O que dizer de 2018? Um ano extraordinário para o CSA. Logo no Campeonato Alagoano já veio a um título, em cima do maior rival, o CRB. Foi a 38ª conquista estadual do Centro Sportivo, sendo o maior campeão de Alagoas. Porém, a cereja do bolo do ano passado não é essa, mas sim a passagem à Série A.

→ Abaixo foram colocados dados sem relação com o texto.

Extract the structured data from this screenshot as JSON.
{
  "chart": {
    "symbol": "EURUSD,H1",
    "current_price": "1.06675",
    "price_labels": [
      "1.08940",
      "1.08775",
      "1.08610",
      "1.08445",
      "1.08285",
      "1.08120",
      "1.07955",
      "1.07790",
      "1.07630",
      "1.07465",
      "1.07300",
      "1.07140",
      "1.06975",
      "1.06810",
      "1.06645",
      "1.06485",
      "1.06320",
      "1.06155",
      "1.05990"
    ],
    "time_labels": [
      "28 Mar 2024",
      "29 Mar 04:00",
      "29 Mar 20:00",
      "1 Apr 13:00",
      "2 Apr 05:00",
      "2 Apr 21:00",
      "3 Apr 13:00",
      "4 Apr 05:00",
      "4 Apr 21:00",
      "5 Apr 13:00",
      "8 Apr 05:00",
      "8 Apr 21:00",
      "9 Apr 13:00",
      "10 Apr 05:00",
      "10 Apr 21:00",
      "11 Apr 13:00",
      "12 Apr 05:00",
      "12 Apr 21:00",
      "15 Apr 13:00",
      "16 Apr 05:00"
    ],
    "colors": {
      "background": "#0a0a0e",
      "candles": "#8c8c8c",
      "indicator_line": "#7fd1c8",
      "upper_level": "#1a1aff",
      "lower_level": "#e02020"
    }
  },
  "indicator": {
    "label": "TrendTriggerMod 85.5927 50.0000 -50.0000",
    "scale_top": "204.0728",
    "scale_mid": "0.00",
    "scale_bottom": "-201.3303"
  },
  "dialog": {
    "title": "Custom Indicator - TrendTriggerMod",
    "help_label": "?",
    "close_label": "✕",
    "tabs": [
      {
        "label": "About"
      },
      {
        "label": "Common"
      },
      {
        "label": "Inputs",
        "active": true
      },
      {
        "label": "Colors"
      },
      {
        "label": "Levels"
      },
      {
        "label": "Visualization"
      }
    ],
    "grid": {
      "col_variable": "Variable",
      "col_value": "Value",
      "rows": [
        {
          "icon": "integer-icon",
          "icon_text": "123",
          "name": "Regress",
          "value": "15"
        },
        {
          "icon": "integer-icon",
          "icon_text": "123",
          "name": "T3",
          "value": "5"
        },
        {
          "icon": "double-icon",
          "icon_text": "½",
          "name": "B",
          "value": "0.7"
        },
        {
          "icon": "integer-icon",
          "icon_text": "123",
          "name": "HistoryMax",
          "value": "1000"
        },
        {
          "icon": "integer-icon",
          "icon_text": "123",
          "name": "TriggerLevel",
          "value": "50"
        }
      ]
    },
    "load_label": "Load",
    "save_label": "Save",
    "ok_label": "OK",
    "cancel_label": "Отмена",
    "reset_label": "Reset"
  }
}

Na segunda rodada, da Série B estava em oitavo lugar, mas depois disparou à ponta. Foram 34 das 38 rodadas no G-4, sendo 23 delas na vice-liderança. O CSA terminou o Brasileiro 2018 na segunda colocação, com 62 pontos. Venceu 17 partidas, empatou 11 e perdeu dez. Marcou 51 gols e sofreu 37, saldo de 14. Didira foi um dos destaque individuais do time na temporada. Fez 13 gols em 2018, sendo sete apenas na Série B, e virou o artilheiro do time. Contudo, Marcelo Cabo falou sobre como trabalhou o elenco vitorioso azulino:

"Aprendi uma coisa com o grande mestre Marcos Paquetá, meu amigo, meu irmão e minha grande inspiração como treinador. 'Cabinho, não tira o que seu jogador tem de melhor. Se teu jogador sabe driblar, potencializa isso'. O acesso é uma sensação indescritível, ainda mais num clube gigante que não subia à Série A desde 1987. Muito gratificante."

Torcida azulina voltará ao Trapichão em jogo de Série A (Foto: Divulgação/CSA)
Torcida azulina voltará ao Trapichão em jogo de Série A (Foto: Divulgação/CSA)

Expectativa para 2019

A grande ambição do time alagoano é permanecer na Série A, firmar-se entre os 16 clubes. É claro, que uma vaguinha na Sul-Americana seria épico e muito bem-vinda, porém não se pensa nisso atualmente no CT do Mutange.